O Estado de S. Paulo
Ministro não decidiu se vai se manifestar, mas já tem colega disposto a suspender de novo a votação
A nata do Judiciário se parece cada vez mais
com um clube onde menina não entra. Cármen Lúcia deve continuar ocupando a
única cadeira de ministra, mesmo com a saída de Luís Roberto Barroso. O
alijamento da participação feminina no Supremo Tribunal Federal (STF) não tem
impacto apenas visual, mas se reflete nas prioridades da pauta.
O processo sobre a descriminalização do aborto até a 12.ª semana de gestação, causa cara aos movimentos de defesa dos direitos das mulheres, aguarda julgamento desde 2017. Defensores da bandeira se animaram com a notícia de que Barroso cogita votar no processo antes de sábado, quando deixa a toga.
Em setembro de 2023, dias antes de se
aposentar, Rosa Weber votou pela descriminalização do aborto. A pauta se tornou
ato de despedida de ministros progressistas – mas, internamente, não é
considerada adequada para debate em plenário.
Há dois anos, o julgamento foi adiado pelo
pedido de vista de Barroso. Se votar agora, deve se alinhar à posição de Weber.
O ministro não decidiu se vai se manifestar, mas já tem colega disposto a
interromper de novo a votação.
Hoje, a perspectiva é de um placar apertado, com chance de maioria de votos contra o aborto. Essa conta de bastidores incentivou Barroso a deixar o processo adormecido nos dois anos que presidiu o Supremo.
Se sair do tribunal sem votar, entregará a
vitória de bandeja à ala conservadora.
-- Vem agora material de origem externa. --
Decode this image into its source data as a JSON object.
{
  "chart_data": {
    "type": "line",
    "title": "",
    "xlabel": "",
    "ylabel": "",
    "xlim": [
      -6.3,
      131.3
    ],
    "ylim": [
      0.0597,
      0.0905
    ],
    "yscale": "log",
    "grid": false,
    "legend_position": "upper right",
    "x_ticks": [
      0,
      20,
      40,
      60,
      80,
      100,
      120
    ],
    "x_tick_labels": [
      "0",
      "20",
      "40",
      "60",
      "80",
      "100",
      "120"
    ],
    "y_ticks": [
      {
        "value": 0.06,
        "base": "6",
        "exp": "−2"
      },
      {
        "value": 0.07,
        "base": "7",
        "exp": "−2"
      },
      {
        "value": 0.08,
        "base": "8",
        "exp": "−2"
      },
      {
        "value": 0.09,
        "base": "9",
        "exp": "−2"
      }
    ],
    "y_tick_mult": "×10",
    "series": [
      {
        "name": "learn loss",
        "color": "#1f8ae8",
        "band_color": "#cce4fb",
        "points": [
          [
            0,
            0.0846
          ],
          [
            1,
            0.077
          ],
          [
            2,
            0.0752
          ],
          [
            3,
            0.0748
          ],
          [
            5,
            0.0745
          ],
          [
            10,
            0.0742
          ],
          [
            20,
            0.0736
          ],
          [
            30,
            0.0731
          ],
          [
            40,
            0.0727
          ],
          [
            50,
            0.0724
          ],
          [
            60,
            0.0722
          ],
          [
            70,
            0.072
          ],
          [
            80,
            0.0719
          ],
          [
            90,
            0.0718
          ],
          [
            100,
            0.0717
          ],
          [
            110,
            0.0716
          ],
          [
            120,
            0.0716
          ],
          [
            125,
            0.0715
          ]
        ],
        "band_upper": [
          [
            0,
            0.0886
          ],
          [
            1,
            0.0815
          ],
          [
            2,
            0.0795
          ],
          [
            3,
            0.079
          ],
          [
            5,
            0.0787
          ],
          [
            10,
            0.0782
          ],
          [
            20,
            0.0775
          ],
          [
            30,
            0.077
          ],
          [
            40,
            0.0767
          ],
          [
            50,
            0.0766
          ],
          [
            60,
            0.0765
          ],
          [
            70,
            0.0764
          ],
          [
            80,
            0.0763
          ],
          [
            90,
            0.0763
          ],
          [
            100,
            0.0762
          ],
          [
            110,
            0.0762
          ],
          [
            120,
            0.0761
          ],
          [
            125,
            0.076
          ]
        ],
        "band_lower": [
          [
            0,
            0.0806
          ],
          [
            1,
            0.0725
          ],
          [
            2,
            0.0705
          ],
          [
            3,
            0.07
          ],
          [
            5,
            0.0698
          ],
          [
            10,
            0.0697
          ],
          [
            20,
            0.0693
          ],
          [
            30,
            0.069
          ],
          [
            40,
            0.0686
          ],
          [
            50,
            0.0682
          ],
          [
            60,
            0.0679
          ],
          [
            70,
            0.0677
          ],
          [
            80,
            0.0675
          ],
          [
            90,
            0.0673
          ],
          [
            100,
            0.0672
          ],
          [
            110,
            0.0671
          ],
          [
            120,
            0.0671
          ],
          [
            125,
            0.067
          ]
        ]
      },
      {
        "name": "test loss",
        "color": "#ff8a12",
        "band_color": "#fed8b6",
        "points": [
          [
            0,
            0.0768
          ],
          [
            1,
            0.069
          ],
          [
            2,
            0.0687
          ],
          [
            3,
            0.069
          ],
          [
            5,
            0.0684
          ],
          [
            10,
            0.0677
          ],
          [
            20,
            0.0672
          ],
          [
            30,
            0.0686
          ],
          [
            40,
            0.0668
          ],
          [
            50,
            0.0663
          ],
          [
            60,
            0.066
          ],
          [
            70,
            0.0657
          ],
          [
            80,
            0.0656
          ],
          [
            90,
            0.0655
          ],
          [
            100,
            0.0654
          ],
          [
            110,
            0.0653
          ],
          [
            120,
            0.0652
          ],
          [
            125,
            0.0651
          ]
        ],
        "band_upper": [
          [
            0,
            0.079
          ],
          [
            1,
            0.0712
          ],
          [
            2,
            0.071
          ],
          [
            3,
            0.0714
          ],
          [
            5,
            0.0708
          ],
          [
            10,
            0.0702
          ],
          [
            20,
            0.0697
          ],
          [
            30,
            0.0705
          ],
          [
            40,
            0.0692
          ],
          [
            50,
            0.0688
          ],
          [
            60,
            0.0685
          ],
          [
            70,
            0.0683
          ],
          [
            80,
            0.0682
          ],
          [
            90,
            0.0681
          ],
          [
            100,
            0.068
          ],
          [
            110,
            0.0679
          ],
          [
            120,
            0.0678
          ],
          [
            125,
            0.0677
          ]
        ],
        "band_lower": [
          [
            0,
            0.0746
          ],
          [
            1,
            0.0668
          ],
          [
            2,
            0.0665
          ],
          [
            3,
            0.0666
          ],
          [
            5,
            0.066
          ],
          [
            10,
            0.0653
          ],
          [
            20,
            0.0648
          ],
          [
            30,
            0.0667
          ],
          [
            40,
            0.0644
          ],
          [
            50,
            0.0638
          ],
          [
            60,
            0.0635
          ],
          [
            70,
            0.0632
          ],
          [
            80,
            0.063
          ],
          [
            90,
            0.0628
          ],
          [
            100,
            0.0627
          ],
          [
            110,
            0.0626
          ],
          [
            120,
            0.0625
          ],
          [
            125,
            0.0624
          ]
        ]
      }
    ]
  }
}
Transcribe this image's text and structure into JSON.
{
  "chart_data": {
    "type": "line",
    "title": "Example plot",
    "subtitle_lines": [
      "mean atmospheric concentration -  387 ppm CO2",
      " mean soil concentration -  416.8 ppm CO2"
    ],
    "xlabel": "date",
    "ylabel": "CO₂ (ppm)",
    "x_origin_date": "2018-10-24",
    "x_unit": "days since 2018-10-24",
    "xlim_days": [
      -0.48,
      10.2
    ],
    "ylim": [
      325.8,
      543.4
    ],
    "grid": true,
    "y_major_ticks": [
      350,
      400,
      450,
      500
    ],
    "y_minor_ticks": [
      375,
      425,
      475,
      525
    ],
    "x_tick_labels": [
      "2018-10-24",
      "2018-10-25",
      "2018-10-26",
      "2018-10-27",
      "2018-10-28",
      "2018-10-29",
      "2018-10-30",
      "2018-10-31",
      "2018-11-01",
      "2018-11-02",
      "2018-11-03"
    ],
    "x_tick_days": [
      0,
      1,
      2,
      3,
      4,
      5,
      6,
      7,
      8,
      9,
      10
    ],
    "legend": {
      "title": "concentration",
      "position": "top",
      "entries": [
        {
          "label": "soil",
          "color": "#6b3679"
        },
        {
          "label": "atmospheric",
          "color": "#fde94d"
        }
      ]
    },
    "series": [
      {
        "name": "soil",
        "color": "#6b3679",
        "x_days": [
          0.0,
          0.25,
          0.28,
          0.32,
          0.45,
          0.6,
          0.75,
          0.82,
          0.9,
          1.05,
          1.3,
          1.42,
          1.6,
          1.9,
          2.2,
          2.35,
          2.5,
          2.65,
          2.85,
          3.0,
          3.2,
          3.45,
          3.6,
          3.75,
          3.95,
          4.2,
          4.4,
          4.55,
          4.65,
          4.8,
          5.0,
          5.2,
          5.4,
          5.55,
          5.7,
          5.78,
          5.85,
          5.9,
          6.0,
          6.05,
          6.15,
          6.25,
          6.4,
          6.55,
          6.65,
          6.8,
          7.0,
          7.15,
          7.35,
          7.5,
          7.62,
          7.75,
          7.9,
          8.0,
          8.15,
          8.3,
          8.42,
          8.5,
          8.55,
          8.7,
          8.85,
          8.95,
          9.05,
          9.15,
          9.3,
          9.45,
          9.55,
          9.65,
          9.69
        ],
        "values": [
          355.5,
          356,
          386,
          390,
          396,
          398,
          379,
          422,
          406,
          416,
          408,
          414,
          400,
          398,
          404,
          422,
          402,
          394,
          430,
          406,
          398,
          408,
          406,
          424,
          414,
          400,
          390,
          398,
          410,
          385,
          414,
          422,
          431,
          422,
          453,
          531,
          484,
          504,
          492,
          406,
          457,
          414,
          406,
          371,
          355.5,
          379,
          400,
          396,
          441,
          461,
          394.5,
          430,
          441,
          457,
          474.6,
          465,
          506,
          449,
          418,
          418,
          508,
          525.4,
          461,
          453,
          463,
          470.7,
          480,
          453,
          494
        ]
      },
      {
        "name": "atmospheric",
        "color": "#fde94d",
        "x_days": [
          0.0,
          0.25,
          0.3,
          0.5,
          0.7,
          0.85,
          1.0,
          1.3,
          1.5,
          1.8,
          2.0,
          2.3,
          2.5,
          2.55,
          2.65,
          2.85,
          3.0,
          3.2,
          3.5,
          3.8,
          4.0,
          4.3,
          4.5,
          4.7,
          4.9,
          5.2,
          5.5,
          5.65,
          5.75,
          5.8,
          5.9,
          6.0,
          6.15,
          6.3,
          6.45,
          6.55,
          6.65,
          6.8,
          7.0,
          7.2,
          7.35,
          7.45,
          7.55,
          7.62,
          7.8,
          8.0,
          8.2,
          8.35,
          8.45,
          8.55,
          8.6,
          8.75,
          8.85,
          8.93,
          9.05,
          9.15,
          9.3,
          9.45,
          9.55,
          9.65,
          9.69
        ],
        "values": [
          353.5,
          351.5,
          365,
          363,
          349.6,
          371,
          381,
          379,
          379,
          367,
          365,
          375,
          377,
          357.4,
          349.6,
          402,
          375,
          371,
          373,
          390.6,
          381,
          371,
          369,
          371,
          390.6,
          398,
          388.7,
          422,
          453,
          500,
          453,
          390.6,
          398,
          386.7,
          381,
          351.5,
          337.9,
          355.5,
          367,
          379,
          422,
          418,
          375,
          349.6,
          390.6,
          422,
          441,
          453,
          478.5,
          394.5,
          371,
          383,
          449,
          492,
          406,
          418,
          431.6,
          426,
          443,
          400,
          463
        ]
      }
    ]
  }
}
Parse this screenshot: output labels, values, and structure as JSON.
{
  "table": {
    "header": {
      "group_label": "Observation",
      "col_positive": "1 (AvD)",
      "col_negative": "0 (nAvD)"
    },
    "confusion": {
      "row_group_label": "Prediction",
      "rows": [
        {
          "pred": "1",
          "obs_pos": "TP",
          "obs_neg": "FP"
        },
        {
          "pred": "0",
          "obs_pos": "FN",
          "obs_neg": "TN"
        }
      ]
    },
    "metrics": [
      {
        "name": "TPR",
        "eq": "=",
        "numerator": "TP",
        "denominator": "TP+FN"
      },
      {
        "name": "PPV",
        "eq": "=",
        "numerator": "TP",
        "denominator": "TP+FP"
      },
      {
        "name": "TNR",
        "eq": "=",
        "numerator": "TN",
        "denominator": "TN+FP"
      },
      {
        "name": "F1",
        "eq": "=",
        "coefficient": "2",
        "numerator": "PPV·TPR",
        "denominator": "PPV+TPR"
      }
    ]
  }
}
A provável escolha de Jorge Messias, da
Advocacia-Geral da União (AGU), para substituir Barroso promete somar ao placar
um voto terrivelmente evangélico contra o aborto. Se Barroso votar, o sucessor
dele fica impedido de participar do julgamento.
A falta de disposição para encarar esse
debate é uma das consequências da formação de um Supremo essencialmente
masculino. A baixa representatividade de mulheres, aliás, se estende a outros
tribunais em Brasília. Das 92 cadeiras preenchidas hoje em Cortes superiores e
no STF, as ministras detêm apenas 19, ou 20,6% do total.
Quanto mais alto o degrau do Judiciário,
menos as magistradas são bem-vindas. Na primeira instância, as juízas ocupam
40,7% das vagas de titulares. Nos tribunais de segunda instância, 27% das
cadeiras são de desembargadoras. Os dados são do Conselho Nacional de Justiça
(CNJ).
Verdade seja dita: tirando o STF, Lula
ampliou as nomeações de mulheres para outros tribunais, como se fosse um prêmio
de consolação para as excluídas do topo. Também para compensar a provável
substituição de Barroso por Messias, Lula avalia dar o comando da AGU a uma
mulher. Mas ainda não bateu o martelo. O lobby dos candidatos masculinos está maior.